Problems in interpreting and using GWAS of conditional phenotypes illustrated by 'alcohol GWAS'

Dear Editor: We read with interest the findings of a genome-wide association study (GWAS) in the UK Biobank reported by Clarke et al. [1] in Molecular Psychiatry. The authors aimed to conduct a GWAS of alcohol consumption. Prior to conducting the GWAS, Clarke et al. regressed alcohol intake on body weight and age, and used the residuals from this regression analysis for the GWAS analysis.

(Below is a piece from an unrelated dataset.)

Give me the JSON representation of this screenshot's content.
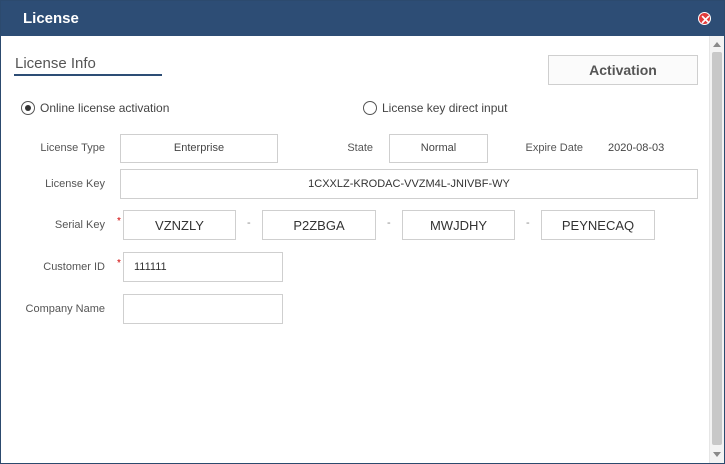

The authors identified 14 loci harbouring variants associated with the residuals at levels indicative of GWAS significance and took these forward to characterise the relationship of these SNPs with various phenotypes, such as adiposity.

By adjusting alcohol for body weight prior to the GWAS, Clarke et al. in effect generate a phenotype which is automatically associated with body weight and its correlates [2]. When the SNPs from the GWAS are combined (as the authors do), this would have the effect of generating a genetic instrument that has a positive association with alcohol and an inverse association with body weight. This can lead to spurious findings when the SNPs are then related to other traits. For example, in Fig. 3, the authors note a negative genetic correlation of alcohol consumption (indexed by SNPs associating with alcohol adjusted for body weight) with various markers of adiposity including waist circumference, body mass index, overweight and obesity. In Table 2, these relationships are more formally characterised: a polygenic risk score associating with 0.08 SD higher units of alcohol per week was associated with a 0.024 SD lower body mass index (BMI). A naive interpretation would be that more alcohol leads to less adiposity, however this would be incorrect. Large-scale Mendelian randomisation meta-analysis using rs1229984 in ADH1B has identified the genetic variant associated with more alcohol intake to be strongly associated with a higher (not lower) body mass index [3]. A recent instrumental variable study that used flushing as a proxy for ALDH2 genotype also suggested strong associations of more alcohol with higher BMI [4]. Thus, a large body of evidence using reliable Mendelian randomisation approaches indicates that consuming more alcohol, all things being equal, leads to higher BMI.